Die alte Wirtschaftsstrategie Japans
Von Lucas Zeise
Takaichi Sanae hat am 8. Februar einen Rekordsieg bei den Parlamentswahlen in Japan errungen. Ihre seit 75 Jahren fast durchweg regierende LDP (Liberaldemokratische Partei) hat nun 316 von 465 Sitzen im japanischen Unterhaus, also eine Zweidrittelmehrheit. Takaichi entstammt einer der sehr rechten Fraktionen in der LDP. Sie beruft sich auf ihren »Lehrmeister« Shinzo Abe, der als Ministerpräsident vor 2020 schon das Ziel verfolgte, die »Friedensverfassung« des Landes abzuschaffen, der regelmäßige Wallfahrten zu den »Kriegshelden« des Yasukuni-Schreins unternahm, die Rüstungsausgaben ankurbelte und sich in wüster Rhetorik gegen die Volksrepublik China profilierte. Man fragt sich angesichts der wenig kriegswilligen Stimmung im fernöstlichen Land, wie der LDP und ihrer Kandidatin ein derartiger Wahlerfolg gelingen konnte.

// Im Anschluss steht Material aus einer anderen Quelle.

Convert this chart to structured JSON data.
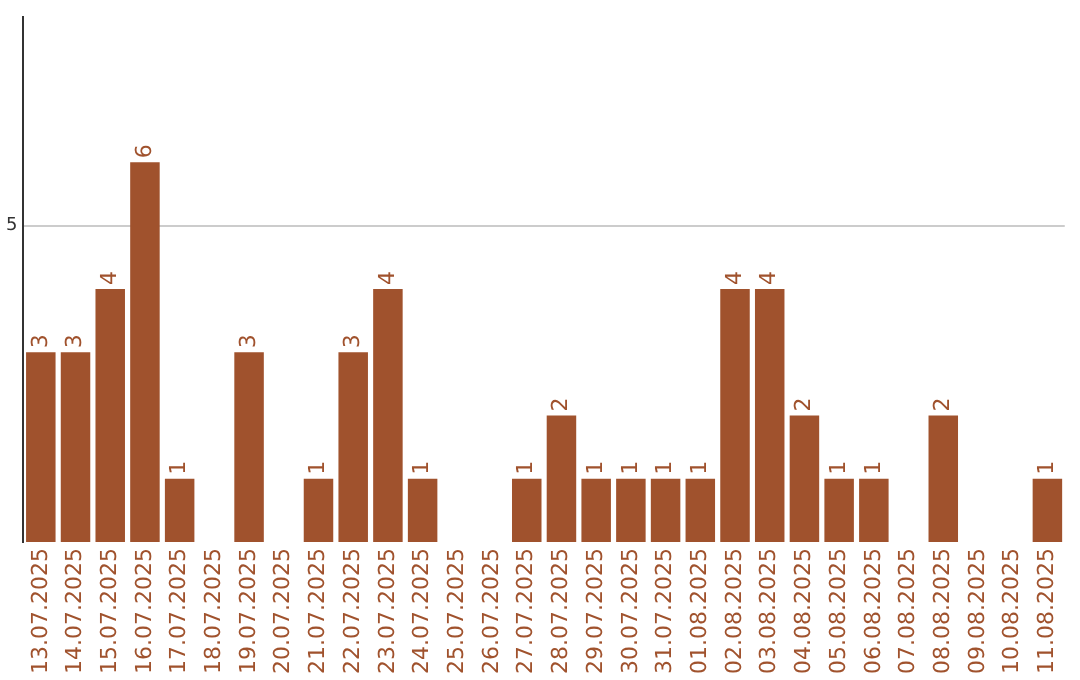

Japan befindet sich seit 1990, als eine riesige Immobilien- und Aktienblase platzte, in einer wirtschaftlichen Dauerkrise. Banken und Versicherungen wurden nicht nur einmalig, sondern von Jahr zu Jahr mit erheblichen Summen aus dem Staatshaushalt gestützt. Dazu gab es riesige Konjunkturprogramme. Als erstes großes kapitalistisches Land führte Japan Leitzinsen von null Prozent und ab 2016 sogar negative Leitzinsen ein. Die Notenbank ging auch dazu über, die Staatsschulden zu kaufen und so deren Verzinsung niedrig zu halten. Alle Maßnahmen des Staates reichten nicht aus, um die Investitionen in Schwung zu bringen. Aber es führte dazu, dass Japan – noch vor China und Deutschland – zum größten Kapitalexporteur der Welt wurde. Konkret heißt das, dass die Finanzkapitalisten Japans und aus aller Welt zu Minizinsen Kredite in Yen aufnahmen und diese Beträge zu garantiert höherer Rendite anderswo einsetzten. Die japanische Staatsverschuldung stieg bis heute auf mehr als das Doppelte der jährlichen Wirtschaftsleistung.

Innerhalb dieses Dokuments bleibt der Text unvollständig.